The country’s Federal Statistical Office said today that it was the biggest quarterly decline since German reunification in 1990.
The preliminary figures show that the recession in Europe’s biggest economy deepened at the end of last year.
It was the third consecutive quarterly contraction in gross domestic product. In both the second and third quarters, the economy shrank by 0.5%.
Elsewhere, Australia’s parliament today passed an AU$42.5 (€21.7bn) stimulus package, overcoming opposition objections to a government plan to plunge the economy into record debt.
The package highlights the threat the downturn poses to Australia’s resources-based economy, which has shuddered to a near halt since the worldwide financial turmoil began mid-last year.
Prime minister Kevin Rudd’s revised crisis plan passed its final hurdle in the senate today by 30 votes to 28.
“The government understands the urgency of the economic challenges that Australia faces,” Mr Rudd told the House of Representatives after the Senate vote.
Opposition leader Malcolm Turnbull told the House of Representatives that the package was a “panic move”.

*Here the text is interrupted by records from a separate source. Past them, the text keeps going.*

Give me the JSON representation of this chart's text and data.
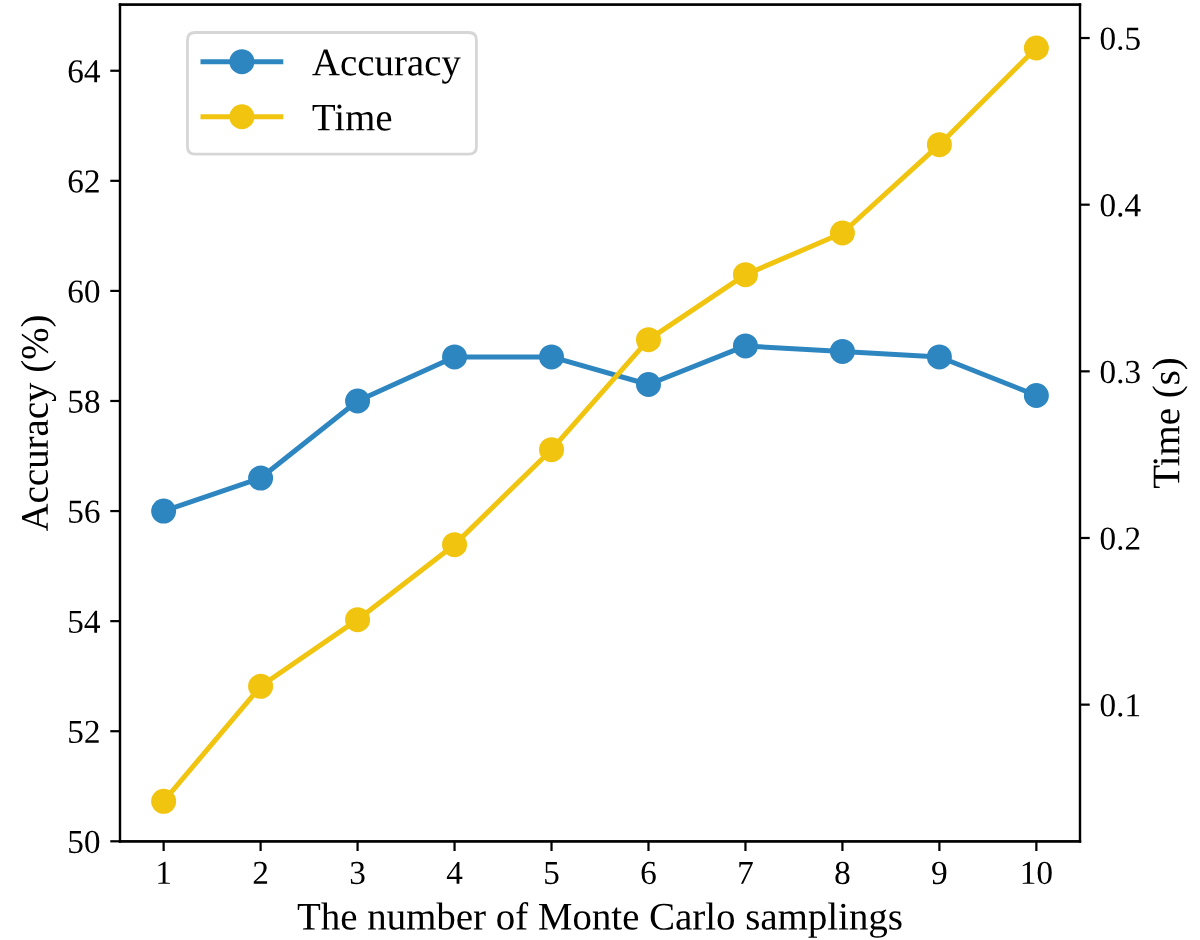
{
  "chart_data": {
    "type": "line",
    "xlabel": "The number of Monte Carlo samplings",
    "ylabel": "Accuracy (%)",
    "y2label": "Time (s)",
    "x": [
      1,
      2,
      3,
      4,
      5,
      6,
      7,
      8,
      9,
      10
    ],
    "series": [
      {
        "name": "Accuracy",
        "color": "#2e86c1",
        "values": [
          56.0,
          56.6,
          58.0,
          58.8,
          58.8,
          58.3,
          59.0,
          58.9,
          58.8,
          58.1
        ]
      },
      {
        "name": "Time",
        "color": "#f1c40f",
        "axis": "y2",
        "values": [
          0.042,
          0.111,
          0.151,
          0.196,
          0.253,
          0.319,
          0.358,
          0.383,
          0.436,
          0.494
        ]
      }
    ],
    "xlim": [
      0.55,
      10.45
    ],
    "xticks": [
      1,
      2,
      3,
      4,
      5,
      6,
      7,
      8,
      9,
      10
    ],
    "ylim": [
      50,
      65.2
    ],
    "yticks": [
      50,
      52,
      54,
      56,
      58,
      60,
      62,
      64
    ],
    "y2lim": [
      0.018,
      0.52
    ],
    "y2ticks": [
      0.1,
      0.2,
      0.3,
      0.4,
      0.5
    ],
    "marker": "circle",
    "line_style": "solid",
    "grid": false,
    "legend": "top left"
  }
}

Mr Turnbull’s Liberal Party, which voted against the package, argued that less than half the money should be spent because Australia’s economy was stronger than most other developed countries.
The new initiatives, spread over four years, include building thousands of new houses and school rooms, and environmentally friendly measures such as providing householders with free home roof insulation.
It will also deliver cash sums to most Australians.
The package aims to support 90,000 jobs – through a combination of creating new positions and saving existing jobs – while boosting economic growth by half a percentage point to 1% in the current fiscal year. The plan also aims to turn an economic contraction in the following year to 0.75% growth, government documents said.
A leading business lobby group, Australian Chamber of Commerce and Industry, said in a statement the package will improve business confidence and certainty.
Data released this week showed business confidence in Australia is now weaker than during the last recession in the early 1990s.